There is one important detail to consider when tracking confidence: There may be multiple reasoning paths that lead to the same node. In order to obtain concept instances with good overall confidence it makes sense to choose the line of reasoning that has the lowest risk of error. This can be established by using Dijkstra's algorithm for finding the shortest path to a particular node in a graph.
There may be many nodes in the graph that represent the same concept attribute. As a result, the nodes that are found to belong to a single concept instance may include multiple instances of a single attribute. Each of them may have a different confidence. How should we interpret this?
Let us return to the story telling analogy once more. In this analogy, EDXML events are similar to the paragraphs in a novel.
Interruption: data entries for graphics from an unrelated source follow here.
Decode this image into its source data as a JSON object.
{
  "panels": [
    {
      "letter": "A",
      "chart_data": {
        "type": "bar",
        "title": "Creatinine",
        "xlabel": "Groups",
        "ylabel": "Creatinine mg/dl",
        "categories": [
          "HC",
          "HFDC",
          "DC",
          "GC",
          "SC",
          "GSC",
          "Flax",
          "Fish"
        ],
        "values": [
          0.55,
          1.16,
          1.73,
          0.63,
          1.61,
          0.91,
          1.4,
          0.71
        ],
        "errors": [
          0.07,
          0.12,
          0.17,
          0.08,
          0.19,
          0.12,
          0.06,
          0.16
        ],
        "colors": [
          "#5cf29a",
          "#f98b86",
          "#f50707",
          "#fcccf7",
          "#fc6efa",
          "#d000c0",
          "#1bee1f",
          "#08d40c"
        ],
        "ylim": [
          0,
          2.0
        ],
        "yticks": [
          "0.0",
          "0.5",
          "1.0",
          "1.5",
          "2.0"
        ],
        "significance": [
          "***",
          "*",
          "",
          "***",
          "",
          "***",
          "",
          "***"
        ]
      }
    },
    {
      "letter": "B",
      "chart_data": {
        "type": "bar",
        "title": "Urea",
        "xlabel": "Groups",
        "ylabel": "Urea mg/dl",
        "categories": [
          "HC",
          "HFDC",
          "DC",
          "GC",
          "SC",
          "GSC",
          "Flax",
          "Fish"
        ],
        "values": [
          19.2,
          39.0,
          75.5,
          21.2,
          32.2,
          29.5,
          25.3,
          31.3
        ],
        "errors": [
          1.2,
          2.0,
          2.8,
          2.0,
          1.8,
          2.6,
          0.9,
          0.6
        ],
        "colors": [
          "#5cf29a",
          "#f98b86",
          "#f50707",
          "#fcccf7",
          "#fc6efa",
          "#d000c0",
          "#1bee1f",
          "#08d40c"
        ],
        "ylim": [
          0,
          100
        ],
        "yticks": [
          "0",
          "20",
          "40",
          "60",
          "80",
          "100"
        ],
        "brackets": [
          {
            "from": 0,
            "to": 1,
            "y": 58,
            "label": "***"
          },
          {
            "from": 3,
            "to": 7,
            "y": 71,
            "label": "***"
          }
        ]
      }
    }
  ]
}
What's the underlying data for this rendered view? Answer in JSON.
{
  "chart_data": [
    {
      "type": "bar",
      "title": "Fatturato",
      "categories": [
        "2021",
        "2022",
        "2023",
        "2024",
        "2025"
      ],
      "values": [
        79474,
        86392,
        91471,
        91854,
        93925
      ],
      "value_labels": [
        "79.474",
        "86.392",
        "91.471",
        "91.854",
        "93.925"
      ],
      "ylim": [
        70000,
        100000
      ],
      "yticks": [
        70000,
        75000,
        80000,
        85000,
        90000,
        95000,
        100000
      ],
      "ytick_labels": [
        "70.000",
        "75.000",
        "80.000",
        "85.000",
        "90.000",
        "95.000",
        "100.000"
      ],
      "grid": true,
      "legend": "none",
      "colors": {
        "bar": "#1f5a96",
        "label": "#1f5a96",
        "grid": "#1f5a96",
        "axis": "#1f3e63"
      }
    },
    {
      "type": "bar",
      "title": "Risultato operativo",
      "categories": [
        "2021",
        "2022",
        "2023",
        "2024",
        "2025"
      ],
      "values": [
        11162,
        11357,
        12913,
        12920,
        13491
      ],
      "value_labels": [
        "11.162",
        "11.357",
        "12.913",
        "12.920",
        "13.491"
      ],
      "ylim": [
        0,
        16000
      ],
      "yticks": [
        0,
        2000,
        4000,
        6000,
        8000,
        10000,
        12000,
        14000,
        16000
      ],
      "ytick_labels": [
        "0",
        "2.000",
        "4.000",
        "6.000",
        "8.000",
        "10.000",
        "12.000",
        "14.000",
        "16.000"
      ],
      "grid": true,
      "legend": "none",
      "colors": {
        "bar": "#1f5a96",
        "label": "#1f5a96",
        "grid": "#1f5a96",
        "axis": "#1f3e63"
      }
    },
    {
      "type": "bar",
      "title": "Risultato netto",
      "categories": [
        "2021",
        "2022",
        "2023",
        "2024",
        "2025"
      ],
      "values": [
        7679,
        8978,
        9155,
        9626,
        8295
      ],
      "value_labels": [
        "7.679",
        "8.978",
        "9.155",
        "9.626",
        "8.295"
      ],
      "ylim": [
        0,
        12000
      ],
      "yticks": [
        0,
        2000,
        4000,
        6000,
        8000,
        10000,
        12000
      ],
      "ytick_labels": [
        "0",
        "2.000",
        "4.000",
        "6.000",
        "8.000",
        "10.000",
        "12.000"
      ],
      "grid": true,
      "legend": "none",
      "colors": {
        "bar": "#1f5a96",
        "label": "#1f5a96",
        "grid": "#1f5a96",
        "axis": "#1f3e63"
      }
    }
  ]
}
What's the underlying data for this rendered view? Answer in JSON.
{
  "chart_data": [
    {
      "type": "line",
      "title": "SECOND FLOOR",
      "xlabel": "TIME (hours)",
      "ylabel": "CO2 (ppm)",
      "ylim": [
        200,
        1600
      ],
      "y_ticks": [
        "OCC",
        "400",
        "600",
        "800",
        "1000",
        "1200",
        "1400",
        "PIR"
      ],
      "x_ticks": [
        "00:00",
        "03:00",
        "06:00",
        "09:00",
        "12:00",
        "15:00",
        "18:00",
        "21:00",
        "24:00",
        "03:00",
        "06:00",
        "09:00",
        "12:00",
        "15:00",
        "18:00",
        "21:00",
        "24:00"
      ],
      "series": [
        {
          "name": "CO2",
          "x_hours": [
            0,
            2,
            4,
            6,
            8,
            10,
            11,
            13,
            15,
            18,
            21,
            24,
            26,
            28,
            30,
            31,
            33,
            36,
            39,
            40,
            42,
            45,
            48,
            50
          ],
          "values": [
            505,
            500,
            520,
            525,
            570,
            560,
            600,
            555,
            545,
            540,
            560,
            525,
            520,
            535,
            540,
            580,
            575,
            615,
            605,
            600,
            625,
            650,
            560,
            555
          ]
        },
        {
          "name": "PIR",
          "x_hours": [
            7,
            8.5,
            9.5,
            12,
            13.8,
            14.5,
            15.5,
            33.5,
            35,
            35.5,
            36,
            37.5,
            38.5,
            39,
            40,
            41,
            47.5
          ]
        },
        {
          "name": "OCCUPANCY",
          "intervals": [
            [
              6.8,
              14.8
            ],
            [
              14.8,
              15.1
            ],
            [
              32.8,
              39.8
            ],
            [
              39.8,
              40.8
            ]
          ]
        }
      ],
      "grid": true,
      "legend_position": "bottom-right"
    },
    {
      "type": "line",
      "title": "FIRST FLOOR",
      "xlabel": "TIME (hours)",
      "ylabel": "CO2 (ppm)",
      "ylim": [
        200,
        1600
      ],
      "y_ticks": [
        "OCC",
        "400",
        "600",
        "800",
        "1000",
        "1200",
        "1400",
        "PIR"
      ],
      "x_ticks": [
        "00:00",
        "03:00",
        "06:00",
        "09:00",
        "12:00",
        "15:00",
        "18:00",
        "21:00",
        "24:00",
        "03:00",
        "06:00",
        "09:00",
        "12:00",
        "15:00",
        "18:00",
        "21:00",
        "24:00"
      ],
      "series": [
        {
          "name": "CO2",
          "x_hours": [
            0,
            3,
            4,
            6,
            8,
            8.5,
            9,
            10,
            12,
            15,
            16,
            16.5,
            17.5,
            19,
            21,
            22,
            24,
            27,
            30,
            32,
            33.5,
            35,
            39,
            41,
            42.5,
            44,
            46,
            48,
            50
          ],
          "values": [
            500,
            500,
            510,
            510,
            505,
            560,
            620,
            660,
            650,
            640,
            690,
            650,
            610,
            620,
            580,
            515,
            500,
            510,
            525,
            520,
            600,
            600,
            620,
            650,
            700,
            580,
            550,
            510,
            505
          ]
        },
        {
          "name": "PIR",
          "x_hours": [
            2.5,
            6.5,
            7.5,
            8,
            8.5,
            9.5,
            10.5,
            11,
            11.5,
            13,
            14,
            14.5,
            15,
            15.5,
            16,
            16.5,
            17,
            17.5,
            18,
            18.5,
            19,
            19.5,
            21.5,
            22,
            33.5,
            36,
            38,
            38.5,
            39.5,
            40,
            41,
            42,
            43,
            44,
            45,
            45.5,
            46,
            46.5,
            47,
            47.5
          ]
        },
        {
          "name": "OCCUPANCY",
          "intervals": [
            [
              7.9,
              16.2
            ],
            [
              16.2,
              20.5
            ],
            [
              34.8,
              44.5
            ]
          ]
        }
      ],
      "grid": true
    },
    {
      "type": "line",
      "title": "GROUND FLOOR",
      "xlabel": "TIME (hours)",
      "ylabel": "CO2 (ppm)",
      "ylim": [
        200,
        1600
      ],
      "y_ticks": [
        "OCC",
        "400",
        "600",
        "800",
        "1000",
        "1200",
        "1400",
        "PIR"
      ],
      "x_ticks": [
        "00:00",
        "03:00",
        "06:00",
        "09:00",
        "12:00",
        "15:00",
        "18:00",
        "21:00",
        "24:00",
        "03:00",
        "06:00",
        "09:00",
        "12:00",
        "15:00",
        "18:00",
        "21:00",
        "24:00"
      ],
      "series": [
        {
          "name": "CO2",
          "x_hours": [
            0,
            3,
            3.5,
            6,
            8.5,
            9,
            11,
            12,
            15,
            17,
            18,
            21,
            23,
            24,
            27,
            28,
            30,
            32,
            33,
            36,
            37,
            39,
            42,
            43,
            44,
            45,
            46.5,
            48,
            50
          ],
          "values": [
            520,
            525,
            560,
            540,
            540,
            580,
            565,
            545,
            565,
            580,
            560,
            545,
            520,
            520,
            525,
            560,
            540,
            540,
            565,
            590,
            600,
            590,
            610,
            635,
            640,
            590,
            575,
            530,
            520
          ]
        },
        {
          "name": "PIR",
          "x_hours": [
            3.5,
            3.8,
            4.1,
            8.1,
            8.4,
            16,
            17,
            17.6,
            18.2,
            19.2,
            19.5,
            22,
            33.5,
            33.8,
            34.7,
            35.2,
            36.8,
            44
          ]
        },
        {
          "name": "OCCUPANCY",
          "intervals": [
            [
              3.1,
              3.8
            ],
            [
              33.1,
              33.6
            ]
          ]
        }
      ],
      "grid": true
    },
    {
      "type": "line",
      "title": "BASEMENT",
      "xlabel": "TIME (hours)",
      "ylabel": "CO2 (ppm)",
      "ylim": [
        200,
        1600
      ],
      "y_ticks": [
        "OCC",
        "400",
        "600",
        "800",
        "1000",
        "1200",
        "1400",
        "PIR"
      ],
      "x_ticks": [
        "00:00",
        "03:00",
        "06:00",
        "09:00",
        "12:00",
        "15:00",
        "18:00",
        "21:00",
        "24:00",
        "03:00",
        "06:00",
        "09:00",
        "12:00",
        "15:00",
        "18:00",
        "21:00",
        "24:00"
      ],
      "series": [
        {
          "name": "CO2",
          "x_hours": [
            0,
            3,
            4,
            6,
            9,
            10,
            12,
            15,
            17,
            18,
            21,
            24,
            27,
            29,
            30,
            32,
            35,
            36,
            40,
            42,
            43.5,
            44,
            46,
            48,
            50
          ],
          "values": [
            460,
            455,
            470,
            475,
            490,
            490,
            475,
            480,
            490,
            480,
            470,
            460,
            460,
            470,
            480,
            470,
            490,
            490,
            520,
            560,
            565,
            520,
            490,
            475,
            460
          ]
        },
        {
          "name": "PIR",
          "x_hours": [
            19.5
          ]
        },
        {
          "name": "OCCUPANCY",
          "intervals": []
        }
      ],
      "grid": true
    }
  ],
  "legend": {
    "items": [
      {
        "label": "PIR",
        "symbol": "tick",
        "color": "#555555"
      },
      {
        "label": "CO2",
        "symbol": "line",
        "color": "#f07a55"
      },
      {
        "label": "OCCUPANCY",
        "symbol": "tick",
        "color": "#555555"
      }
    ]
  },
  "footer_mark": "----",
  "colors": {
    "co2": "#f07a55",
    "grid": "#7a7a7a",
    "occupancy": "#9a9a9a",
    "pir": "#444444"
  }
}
There may be many paragraphs that tell the same thing about a character. For example, one paragraph might feature a character telling about a car, possibly a blue one. And in another paragraph, another character is telling about the same car, noting that it was almost surely a blue car. Two observations of the same concept attribute, having different confidences. The combination of the two observations gives us more confidence about the color of the car than either of the two observations do on their own.
Confidence of concept attributes may be regarded in the same way. When multiple nodes confirm the same attribute with varying confidences, basic probability calculus may be used to compute the net confidence of the attribute.
Conclusion
We have identified a number of ingredients for a concept mining algorithm. These include the following:
- Iterative reasoning on a graph
- Use of shared object hubs
- Consider the concept associated with a node to decide about adding it to the concept instance
- Propagate confidence while reasoning
- Find the best line of reason using Dijkstra's algorithm